Over the course of the last six months, we have been urged to support the Green revolution in Iran. Watching the brutal crackdown on the streets of Iran, it's very difficult not to support them. But every time anyone has raised the question of Mousavi not being any improvement over Ahmadinejad, we are brushed off with assertions that his record should be ignored, that Mousavi is just a tool for a better change to come, that the idea is to get rid of Ahmadinejad and Khameni, because anyone would be better than they are, and a host of other excuses.

While I would be thrilled to see Ahamdinejad and Khameni deposed, the questions need to be asked and answers need to be given: Who would replace them? What sort of government would the replacement set up? What would the human rights situation be in a post-Khomenist Iran? How would Iran's existing disagreements with the 'international community' - particularly regarding its nuclear weapons program - be resolved by that replacement government? Iran is still the world's fourth largest oil producer and given Iran's oil production, having a nuclear capability cannot be explained away as simply a matter of national pride. Blank checks just don't cut it anymore. It's time to start answering the questions.

2 Comments:

At 1:23 AM, Blogger NormanF said...

The Iranian opposition is led by Islamists just as radical as the regime in power. They are not democrats. We have to be careful to make sure the cure isn't worse than the disease. The Green Revolution as Debbie Schlussel has written, is a fraud.
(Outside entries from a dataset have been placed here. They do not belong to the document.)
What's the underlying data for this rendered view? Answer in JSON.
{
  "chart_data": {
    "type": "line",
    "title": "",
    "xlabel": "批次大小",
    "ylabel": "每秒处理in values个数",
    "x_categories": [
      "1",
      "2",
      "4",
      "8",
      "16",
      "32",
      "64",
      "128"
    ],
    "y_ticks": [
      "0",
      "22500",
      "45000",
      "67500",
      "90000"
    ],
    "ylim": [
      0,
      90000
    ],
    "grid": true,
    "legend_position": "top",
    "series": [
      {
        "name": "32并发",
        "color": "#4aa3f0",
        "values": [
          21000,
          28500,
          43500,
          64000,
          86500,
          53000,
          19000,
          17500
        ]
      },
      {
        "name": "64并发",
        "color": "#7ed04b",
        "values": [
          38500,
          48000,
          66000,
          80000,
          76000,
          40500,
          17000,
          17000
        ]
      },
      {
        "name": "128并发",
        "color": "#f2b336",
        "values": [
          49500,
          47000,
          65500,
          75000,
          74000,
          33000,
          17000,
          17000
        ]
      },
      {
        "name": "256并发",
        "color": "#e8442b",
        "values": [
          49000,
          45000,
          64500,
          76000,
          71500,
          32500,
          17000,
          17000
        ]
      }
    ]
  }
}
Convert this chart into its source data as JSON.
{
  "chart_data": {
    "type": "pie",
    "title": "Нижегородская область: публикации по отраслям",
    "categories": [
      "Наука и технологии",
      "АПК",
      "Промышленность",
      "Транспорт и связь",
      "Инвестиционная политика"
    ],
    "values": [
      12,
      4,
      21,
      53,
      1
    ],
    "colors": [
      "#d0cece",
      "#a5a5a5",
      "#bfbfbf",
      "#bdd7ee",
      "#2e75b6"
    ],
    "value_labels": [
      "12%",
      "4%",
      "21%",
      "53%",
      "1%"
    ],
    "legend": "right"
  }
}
There is nothing liberal or pro-Western about it.

 
At 2:13 AM, Blogger Unknown said...

I see people like Mousavi as the Mikhail Gorbachev's of Iran. They might have dodgy past but they have mellowed out since and are attempting to reform.

At the end of the day however, based on what I've seen, these figures are merely a tool for people to continue their activism. I'm pretty sure they are going to see past Mousavi or other reformist leaders once they reach that end.